Gallo faces a rare obstacle for an incumbent Kingston mayor — a primary challenge. City Environmental Project’s Manager Steve Noble has announced that he will seek the Democratic nomination for the seat. No Republican has entered the race so far.

Facebook flub, or electioneering pitfalls of the Social Media age

Meanwhile, a posting on an official city Facebook page this week caused an early stir in the mayoral race — and highlighted new issues in electioneering in the age of social media.

The controversy, largely confined to the social media accounts of various local political types, arose after the Facebook page for the city’s Office of Economic Development and Strategic Partnerships posted a link to a Daily Freeman story on Gallo’s re-election campaign kickoff announcement Monday. The link was accompanied by the message [sic] “Ok, so great speech, all true. Great stuff happening in Kingston let’s keep it going strong.” It is unclear who posted the link or wrote the message; the Office of Economic Development is run by city employee Gregg Swanzey.

The morning after the initial post, after comments questioning the propriety of a partisan message appearing on an official city platform started to pop up on social media, the message accompanying the link was edited to read, [sic] “Great stuff happening in Kingston. Lets keep it going strong.”

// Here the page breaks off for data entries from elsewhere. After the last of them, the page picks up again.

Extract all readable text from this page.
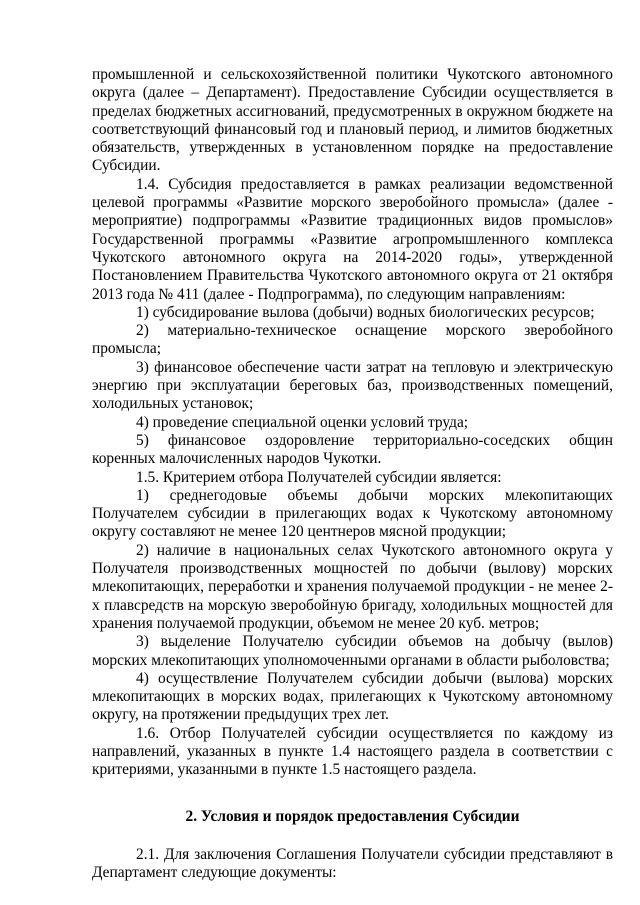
промышленной и сельскохозяйственной политики Чукотского автономного округа (далее – Департамент). Предоставление Субсидии осуществляется в пределах бюджетных ассигнований, предусмотренных в окружном бюджете на соответствующий финансовый год и плановый период, и лимитов бюджетных обязательств, утвержденных в установленном порядке на предоставление Субсидии.

1.4. Субсидия предоставляется в рамках реализации ведомственной целевой программы «Развитие морского зверобойного промысла» (далее - мероприятие) подпрограммы «Развитие традиционных видов промыслов» Государственной программы «Развитие агропромышленного комплекса Чукотского автономного округа на 2014-2020 годы», утвержденной Постановлением Правительства Чукотского автономного округа от 21 октября 2013 года № 411 (далее - Подпрограмма), по следующим направлениям:

1) субсидирование вылова (добычи) водных биологических ресурсов;

2) материально-техническое оснащение морского зверобойного промысла;

3) финансовое обеспечение части затрат на тепловую и электрическую энергию при эксплуатации береговых баз, производственных помещений, холодильных установок;

4) проведение специальной оценки условий труда;

5) финансовое оздоровление территориально-соседских общин коренных малочисленных народов Чукотки.

1.5. Критерием отбора Получателей субсидии является:

1) среднегодовые объемы добычи морских млекопитающих Получателем субсидии в прилегающих водах к Чукотскому автономному округу составляют не менее 120 центнеров мясной продукции;

2) наличие в национальных селах Чукотского автономного округа у Получателя производственных мощностей по добычи (вылову) морских млекопитающих, переработки и хранения получаемой продукции - не менее 2-х плавсредств на морскую зверобойную бригаду, холодильных мощностей для хранения получаемой продукции, объемом не менее 20 куб. метров;

3) выделение Получателю субсидии объемов на добычу (вылов) морских млекопитающих уполномоченными органами в области рыболовства;

4) осуществление Получателем субсидии добычи (вылова) морских млекопитающих в морских водах, прилегающих к Чукотскому автономному округу, на протяжении предыдущих трех лет.

1.6. Отбор Получателей субсидии осуществляется по каждому из направлений, указанных в пункте 1.4 настоящего раздела в соответствии с критериями, указанными в пункте 1.5 настоящего раздела.

2. Условия и порядок предоставления Субсидии

2.1. Для заключения Соглашения Получатели субсидии представляют в Департамент следующие документы:
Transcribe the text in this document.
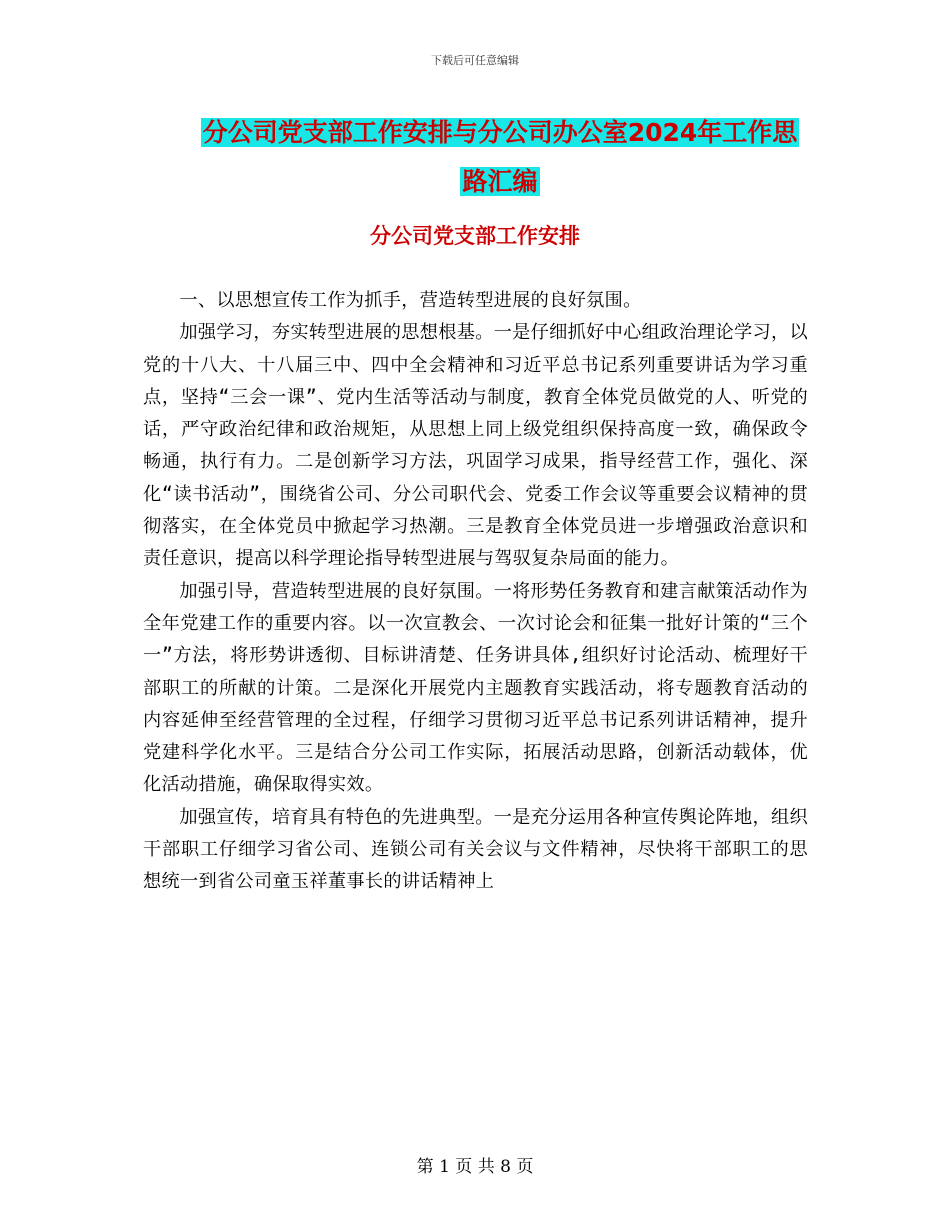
下载后可任意编辑
分公司党支部工作安排与分公司办公室2024年工作思
路汇编
分公司党支部工作安排

一、以思想宣传工作为抓手，营造转型进展的良好氛围。

加强学习，夯实转型进展的思想根基。一是仔细抓好中心组政治理论学习，以党的十八大、十八届三中、四中全会精神和习近平总书记系列重要讲话为学习重点，坚持“三会一课”、党内生活等活动与制度，教育全体党员做党的人、听党的话，严守政治纪律和政治规矩，从思想上同上级党组织保持高度一致，确保政令畅通，执行有力。二是创新学习方法，巩固学习成果，指导经营工作，强化、深化“读书活动”，围绕省公司、分公司职代会、党委工作会议等重要会议精神的贯彻落实，在全体党员中掀起学习热潮。三是教育全体党员进一步增强政治意识和责任意识，提高以科学理论指导转型进展与驾驭复杂局面的能力。

加强引导，营造转型进展的良好氛围。一将形势任务教育和建言献策活动作为全年党建工作的重要内容。以一次宣教会、一次讨论会和征集一批好计策的“三个一”方法，将形势讲透彻、目标讲清楚、任务讲具体,组织好讨论活动、梳理好干部职工的所献的计策。二是深化开展党内主题教育实践活动，将专题教育活动的内容延伸至经营管理的全过程，仔细学习贯彻习近平总书记系列讲话精神，提升党建科学化水平。三是结合分公司工作实际，拓展活动思路，创新活动载体，优化活动措施，确保取得实效。

加强宣传，培育具有特色的先进典型。一是充分运用各种宣传舆论阵地，组织干部职工仔细学习省公司、连锁公司有关会议与文件精神，尽快将干部职工的思想统一到省公司童玉祥董事长的讲话精神上

第 1 页 共 8 页
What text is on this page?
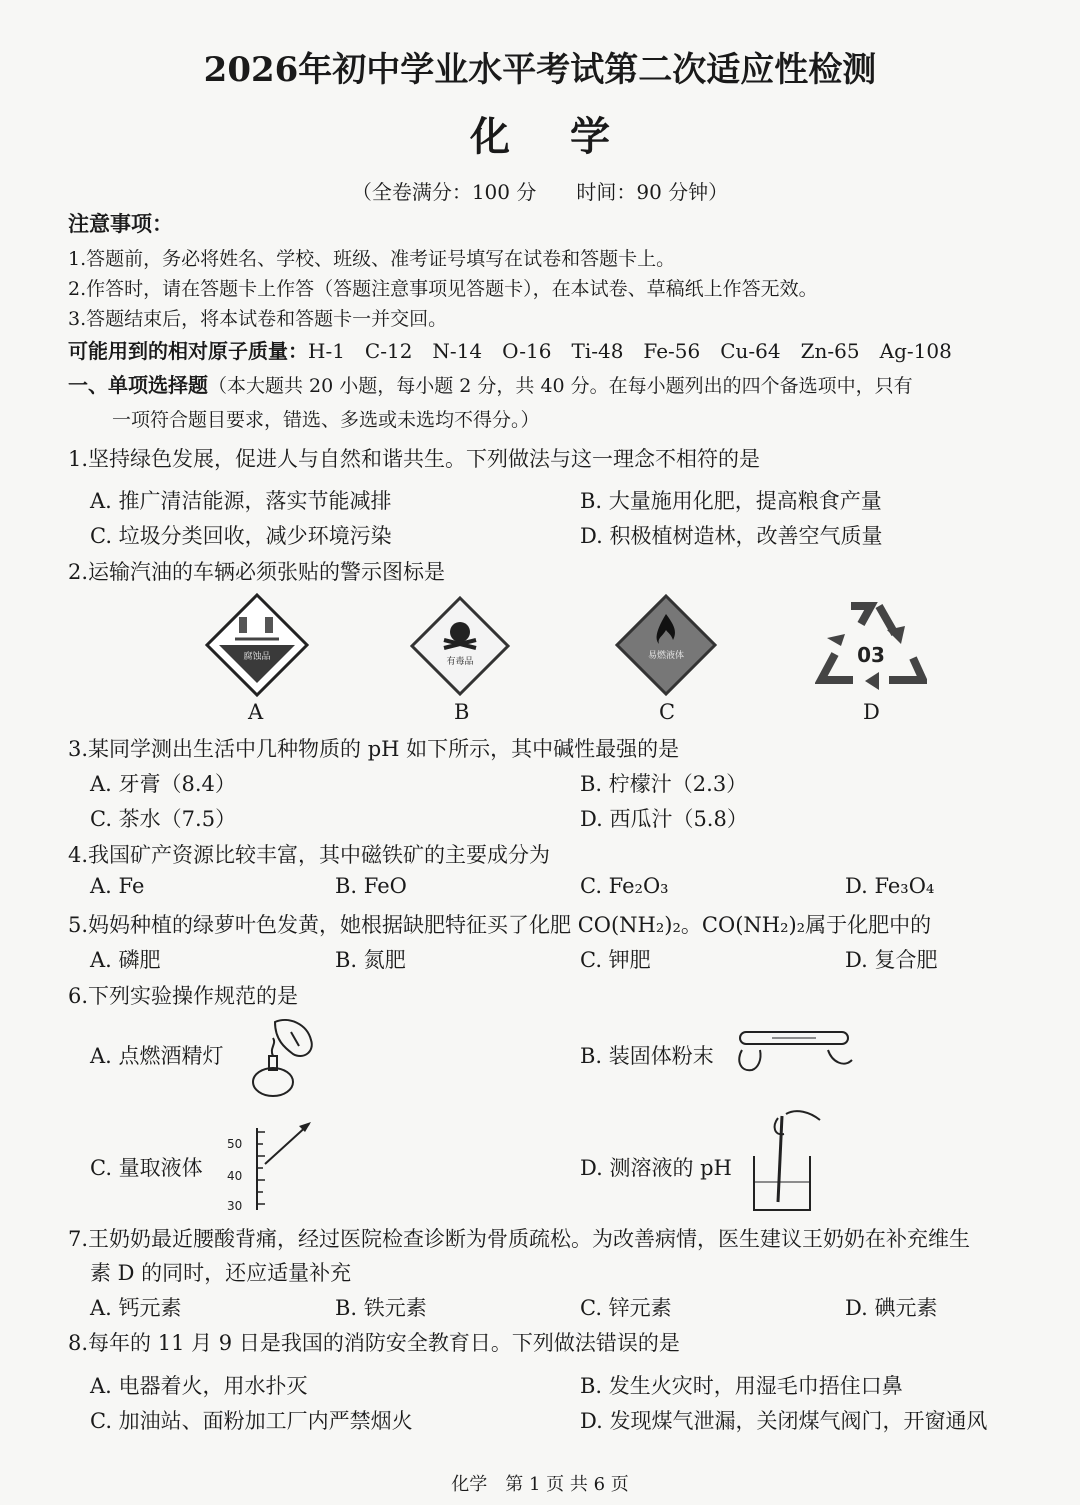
2026年初中学业水平考试第二次适应性检测
化学
（全卷满分：100 分　　时间：90 分钟）
注意事项：
1.答题前，务必将姓名、学校、班级、准考证号填写在试卷和答题卡上。
2.作答时，请在答题卡上作答（答题注意事项见答题卡），在本试卷、草稿纸上作答无效。
3.答题结束后，将本试卷和答题卡一并交回。
可能用到的相对原子质量：H-1　C-12　N-14　O-16　Ti-48　Fe-56　Cu-64　Zn-65　Ag-108
一、单项选择题（本大题共 20 小题，每小题 2 分，共 40 分。在每小题列出的四个备选项中，只有
一项符合题目要求，错选、多选或未选均不得分。）
1.坚持绿色发展，促进人与自然和谐共生。下列做法与这一理念不相符的是
A. 推广清洁能源，落实节能减排	B. 大量施用化肥，提高粮食产量
C. 垃圾分类回收，减少环境污染	D. 积极植树造林，改善空气质量
2.运输汽油的车辆必须张贴的警示图标是
腐蚀品	有毒品
易燃液体	03
A	B	C	D
3.某同学测出生活中几种物质的 pH 如下所示，其中碱性最强的是
A. 牙膏（8.4）	B. 柠檬汁（2.3）
C. 茶水（7.5）	D. 西瓜汁（5.8）
4.我国矿产资源比较丰富，其中磁铁矿的主要成分为
A. Fe	B. FeO	C. Fe₂O₃	D. Fe₃O₄
5.妈妈种植的绿萝叶色发黄，她根据缺肥特征买了化肥 CO(NH₂)₂。CO(NH₂)₂属于化肥中的
A. 磷肥	B. 氮肥	C. 钾肥	D. 复合肥
6.下列实验操作规范的是
A. 点燃酒精灯	B. 装固体粉末
C. 量取液体
50
40
30
D. 测溶液的 pH
7.王奶奶最近腰酸背痛，经过医院检查诊断为骨质疏松。为改善病情，医生建议王奶奶在补充维生
素 D 的同时，还应适量补充
A. 钙元素	B. 铁元素	C. 锌元素	D. 碘元素
8.每年的 11 月 9 日是我国的消防安全教育日。下列做法错误的是
A. 电器着火，用水扑灭	B. 发生火灾时，用湿毛巾捂住口鼻
C. 加油站、面粉加工厂内严禁烟火	D. 发现煤气泄漏，关闭煤气阀门，开窗通风
化学　第 1 页 共 6 页
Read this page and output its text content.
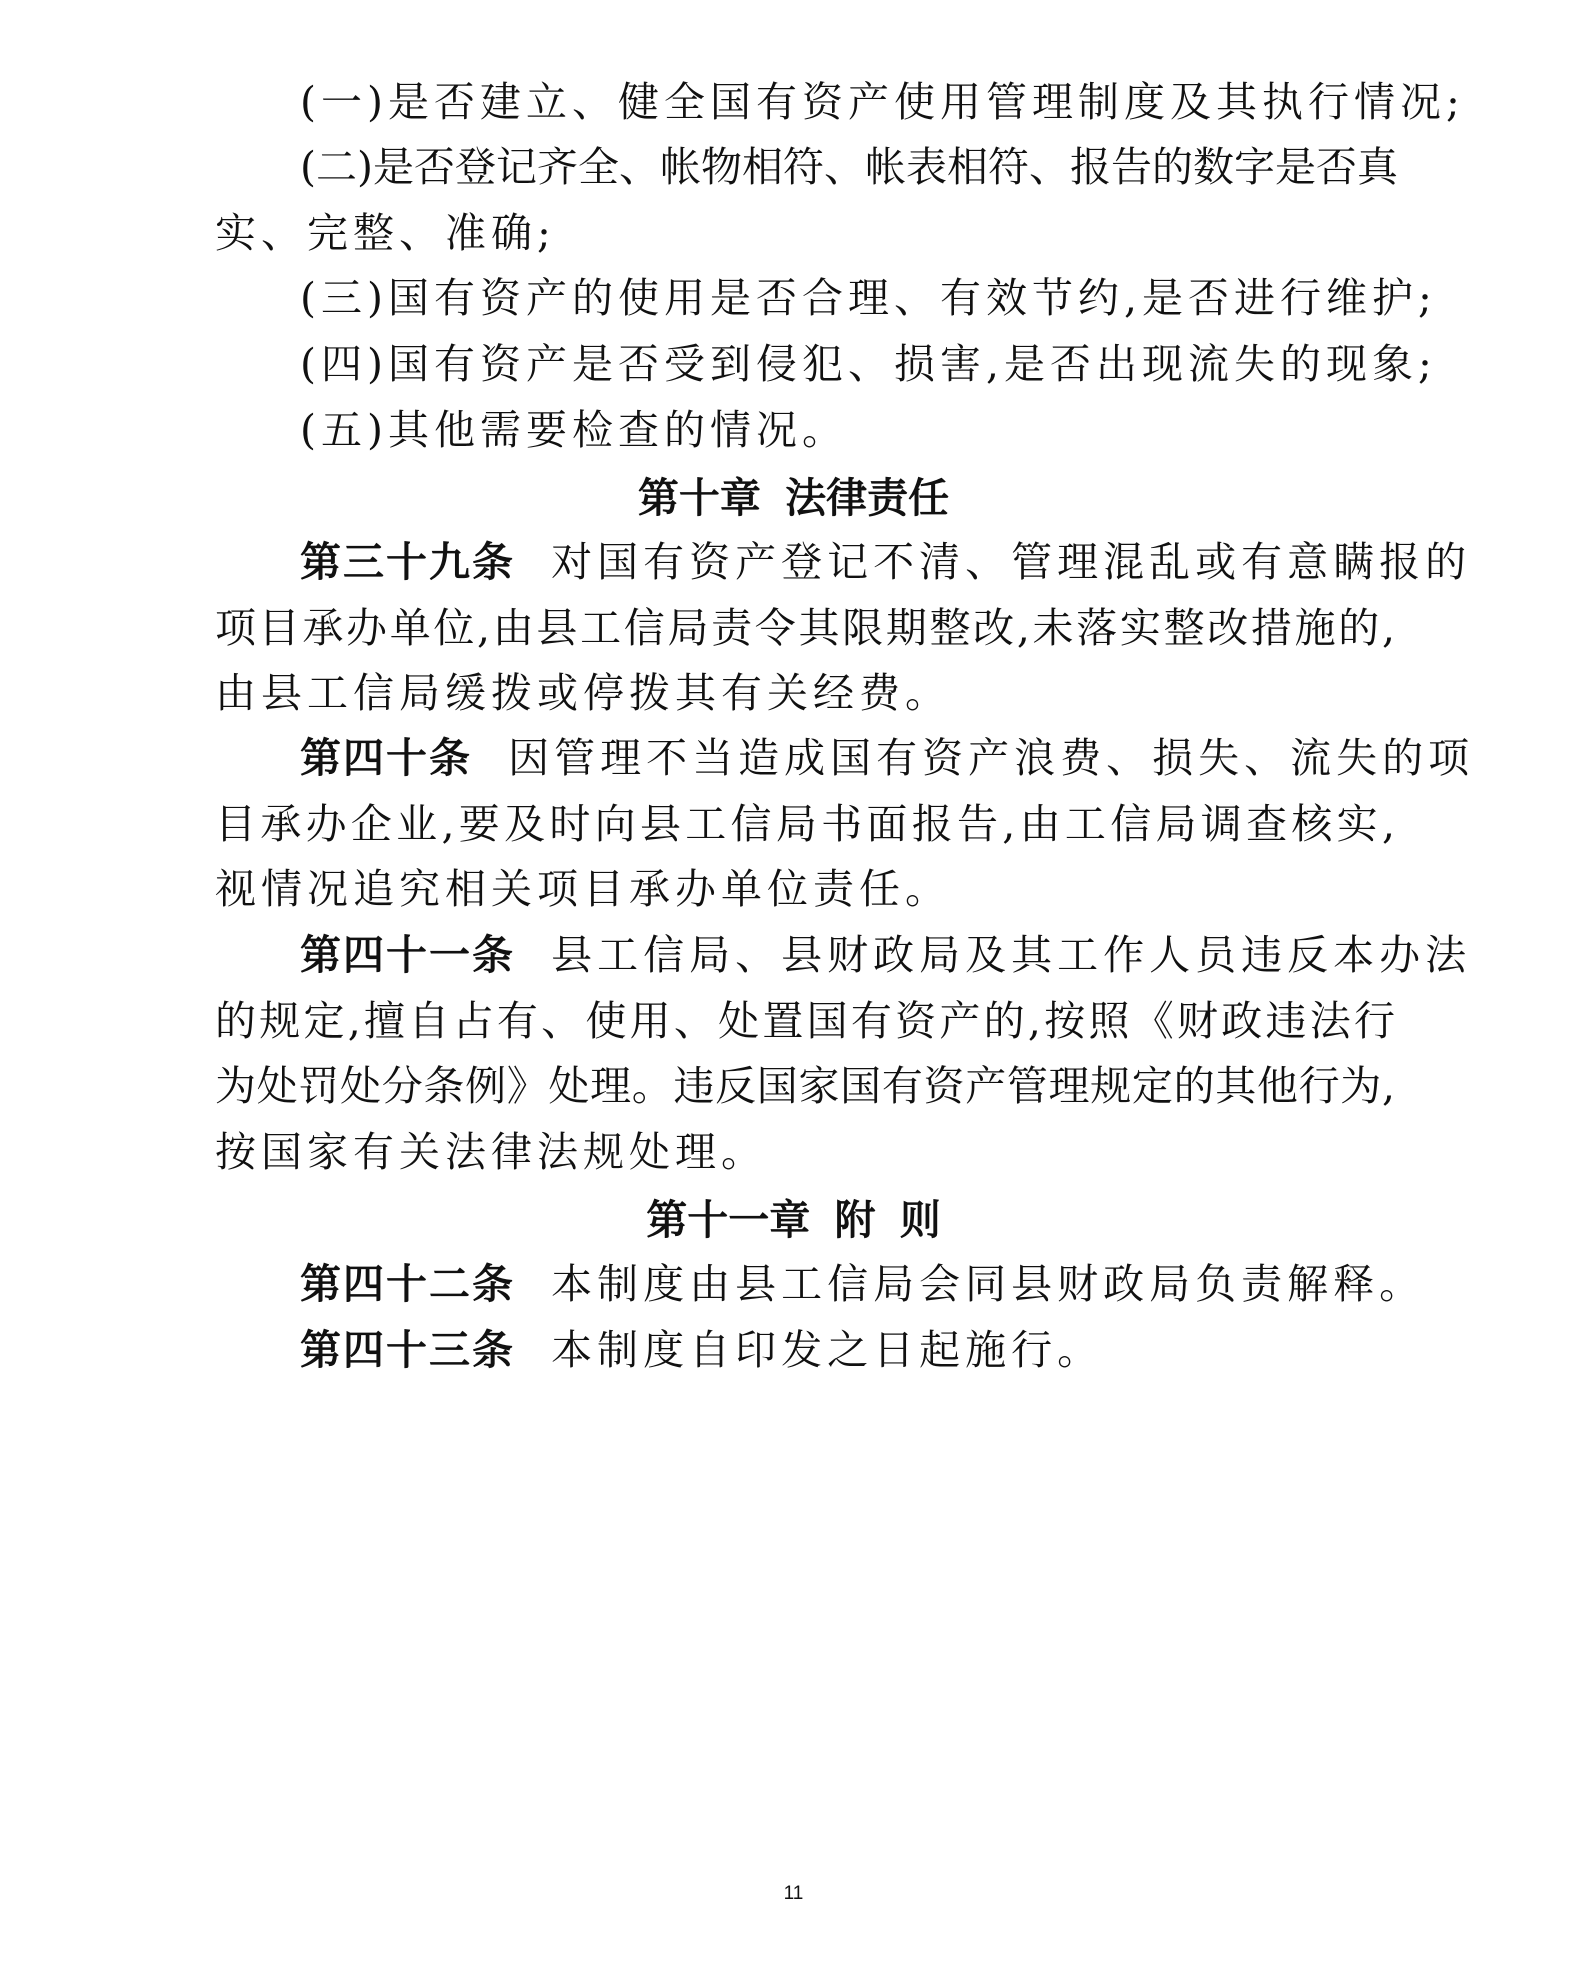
(一)是否建立、健全国有资产使用管理制度及其执行情况;
(二)是否登记齐全、帐物相符、帐表相符、报告的数字是否真
实、完整、准确;
(三)国有资产的使用是否合理、有效节约,是否进行维护;
(四)国有资产是否受到侵犯、损害,是否出现流失的现象;
(五)其他需要检查的情况。
第十章 法律责任
第三十九条 对国有资产登记不清、管理混乱或有意瞒报的
项目承办单位,由县工信局责令其限期整改,未落实整改措施的,
由县工信局缓拨或停拨其有关经费。
第四十条 因管理不当造成国有资产浪费、损失、流失的项
目承办企业,要及时向县工信局书面报告,由工信局调查核实,
视情况追究相关项目承办单位责任。
第四十一条 县工信局、县财政局及其工作人员违反本办法
的规定,擅自占有、使用、处置国有资产的,按照《财政违法行
为处罚处分条例》处理。违反国家国有资产管理规定的其他行为,
按国家有关法律法规处理。
第十一章 附 则
第四十二条 本制度由县工信局会同县财政局负责解释。
第四十三条 本制度自印发之日起施行。
11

Campaign law and the city’s own ethics code generally restrict partisan political use of city resources or electioneering by city employees on the job. Candidates cannot, for example, send out campaign announcements on city letterhead or solicit donations using city e-mail accounts. Gallo’s opponent in the race for the Democratic part’s mayoral nomination, city Environmental Projects Manager Steve Noble, has said that the rules as he understands them prevents him from answering reporters’ questions about the campaign unless he was on his lunch break or off duty.

Gallo, who has shown in the past a tentative-at-best grasp of social media and generally delegates its use to subordinates, said that he was unaware of the posting until informed by a reporter. A short time after he was questioned about the posting, the link was removed.